Subject: Saint Barbara.
Author: Dosso Dossi (manner of), 17th century.
Technique and Dimensions: Oil on canvas; 238 x 164. Contemporary frame of the period
Rigorous perspective, chromatic richness, classicism, and monumental setting allow us to hypothesize an attribution of our painting to the workshop of Dosso Dossi, the main artist active at the Este court in Ferrara.
The early 17th-century painter of the work in question adopts and re-elaborates some fundamental acquisitions of Dossi, primarily chromatism and landscape investigation, also providing interesting points of contact with the best experience of the 17th-century Bolognese school, whose classicism the work is imbued with.
Direct points of contact with Dossi's religious production, especially regarding the chromatic aspect and the attention paid to the sacred figure portrayed, always placed on the foreground, can be found in specular parallels with Saint Julian (Hampton Court, Royal Collection), Saint George (Los Angeles, Getty Museum), Saint Lucretia (National Gallery of Art in Washington).
For the landscape aspect, the Dossi-esque apparition of the Madonna and Child to the Confraternity of the Snow between Saints Francis and Bernardino is worth remembering.
We are in the presence of a language, that of Dossi, constantly updated with the latest news from the nerve centers of the peninsula thanks to his frequent travels (Florence, Rome and Venice), a language also nourished by the fruitful dialogue with Titian: a certain parallelism can be seen between the paganizing pose of our Saint (implicit the figurative reference to a pagan image of Sibyl or Vestal) with the slightly exposed breast and the Lucretia of the "Suicide of Lucretia" of works matured in the Venetian pictorial climate: in our painting, as imposed by the hagiographic subject in question, the dagger has been replaced by the arrows.
Some biographical elements of the Saint Martyred by beheading by her own father (the pagan Dioscorus, who had her locked in a tower - depicted behind the saint in the right part of our painting - for having consecrated herself to Christ by choosing virginity rather than marrying a rich lord also of pagan faith) suggest, in fact, the parallel with further pagan mythical figures such as the mysterious "bona dea" , celebrated in Rome by women on December 4 after being flogged and killed by her father Fauno
As for the iconographic element of the arrows, held by the Saint in her left hand, are a further hagiographic reference (the oldest sources are Greek and place her martyrdom in Asia Minor in Nicomedia, one of the capitals of the Tetrarchy; other later ones are Latin and place it in Sabina in Scandriglia, near Rieti, which proudly claims the remains venerated in the cathedral): Dioscorus, after beheading his daughter, was immediately struck by lightning from the sky and all that remained of him was ash.
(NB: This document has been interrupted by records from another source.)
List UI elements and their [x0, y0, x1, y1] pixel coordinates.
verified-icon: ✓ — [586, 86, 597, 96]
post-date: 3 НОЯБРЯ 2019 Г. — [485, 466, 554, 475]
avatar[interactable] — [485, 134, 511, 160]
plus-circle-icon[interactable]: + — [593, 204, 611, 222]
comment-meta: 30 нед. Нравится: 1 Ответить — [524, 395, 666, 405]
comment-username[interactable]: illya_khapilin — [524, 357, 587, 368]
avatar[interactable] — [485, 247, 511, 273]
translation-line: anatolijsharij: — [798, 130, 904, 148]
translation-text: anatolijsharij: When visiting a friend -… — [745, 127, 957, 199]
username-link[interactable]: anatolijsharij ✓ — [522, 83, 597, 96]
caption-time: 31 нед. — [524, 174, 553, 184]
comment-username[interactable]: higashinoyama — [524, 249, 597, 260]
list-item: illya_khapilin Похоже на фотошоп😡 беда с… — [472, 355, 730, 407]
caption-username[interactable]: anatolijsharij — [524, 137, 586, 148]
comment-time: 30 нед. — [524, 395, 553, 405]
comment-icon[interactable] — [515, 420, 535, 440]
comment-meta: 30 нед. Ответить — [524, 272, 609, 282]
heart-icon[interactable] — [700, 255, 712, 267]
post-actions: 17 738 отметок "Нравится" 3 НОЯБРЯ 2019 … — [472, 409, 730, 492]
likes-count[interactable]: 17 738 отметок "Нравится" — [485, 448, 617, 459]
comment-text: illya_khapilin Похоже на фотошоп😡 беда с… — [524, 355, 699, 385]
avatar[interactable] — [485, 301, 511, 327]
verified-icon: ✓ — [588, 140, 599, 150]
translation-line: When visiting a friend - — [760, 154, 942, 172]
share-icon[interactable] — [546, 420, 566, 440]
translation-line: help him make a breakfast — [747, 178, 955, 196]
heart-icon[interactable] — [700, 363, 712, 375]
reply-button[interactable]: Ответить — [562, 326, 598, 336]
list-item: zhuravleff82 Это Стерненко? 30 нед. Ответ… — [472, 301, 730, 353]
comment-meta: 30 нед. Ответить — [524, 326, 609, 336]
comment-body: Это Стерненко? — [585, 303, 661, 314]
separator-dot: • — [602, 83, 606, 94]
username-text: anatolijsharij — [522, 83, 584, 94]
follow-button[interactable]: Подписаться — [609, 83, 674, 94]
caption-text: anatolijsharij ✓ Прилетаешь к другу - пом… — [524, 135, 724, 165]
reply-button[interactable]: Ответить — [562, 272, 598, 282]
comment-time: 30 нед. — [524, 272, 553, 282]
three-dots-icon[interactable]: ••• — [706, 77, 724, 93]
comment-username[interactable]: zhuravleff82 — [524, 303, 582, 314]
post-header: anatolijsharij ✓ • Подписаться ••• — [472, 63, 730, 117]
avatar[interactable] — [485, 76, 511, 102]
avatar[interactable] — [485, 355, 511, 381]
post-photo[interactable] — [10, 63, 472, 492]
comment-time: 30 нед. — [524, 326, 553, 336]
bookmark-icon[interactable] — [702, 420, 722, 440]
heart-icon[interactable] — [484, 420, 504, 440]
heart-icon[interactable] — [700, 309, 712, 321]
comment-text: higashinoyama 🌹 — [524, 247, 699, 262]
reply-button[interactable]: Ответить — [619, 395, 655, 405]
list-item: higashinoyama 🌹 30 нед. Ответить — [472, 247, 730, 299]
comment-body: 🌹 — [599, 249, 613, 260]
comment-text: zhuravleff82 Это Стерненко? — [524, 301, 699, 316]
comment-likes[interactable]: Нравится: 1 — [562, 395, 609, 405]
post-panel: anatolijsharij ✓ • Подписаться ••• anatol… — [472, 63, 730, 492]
Precisely in memory of this fact, after the discovery of gunpowder, the Saint became the patron saint of artillerymen (as well as firefighters, miners and pyrotechnicians).
To date, the word "santabarbara" is synonymous with powder keg, the place in barracks used as a depot for war ammunition. Despite her sweet virginal appearance, Barbara is, in fact, the lady of terrible things such as fire, lightning, and arrows.
In all likelihood, the building depicted in our painting in the lower left is a barracks, wanting to seal an authoritative tradition, figuratively confirmed, elsewhere, by the presence of the cannon at the foot of the Saint: eloquent, in this regard , is the late sixteenth-century painting by Giovanni Battista Moroni "The Virgin and Child in glory and Saints Barbara and Lawrence".
Last but not least, as an attestation to the iconographic fortune enjoyed by the subject in the pictorial field (remember Cosimo Rosselli's version at the Galleria dell'Accademia in Florence or Lucas Cranach the Elder's at the Gemaeldelgalerie in Dresden), the divine Raphael includes our Saint in one of the most famous paintings in the world, the Sistine Madonna (also in Dresden), in which the Saint appears together with Saint Sixtus at the foot of the Virgin, thus destining her portrait to everlasting fame.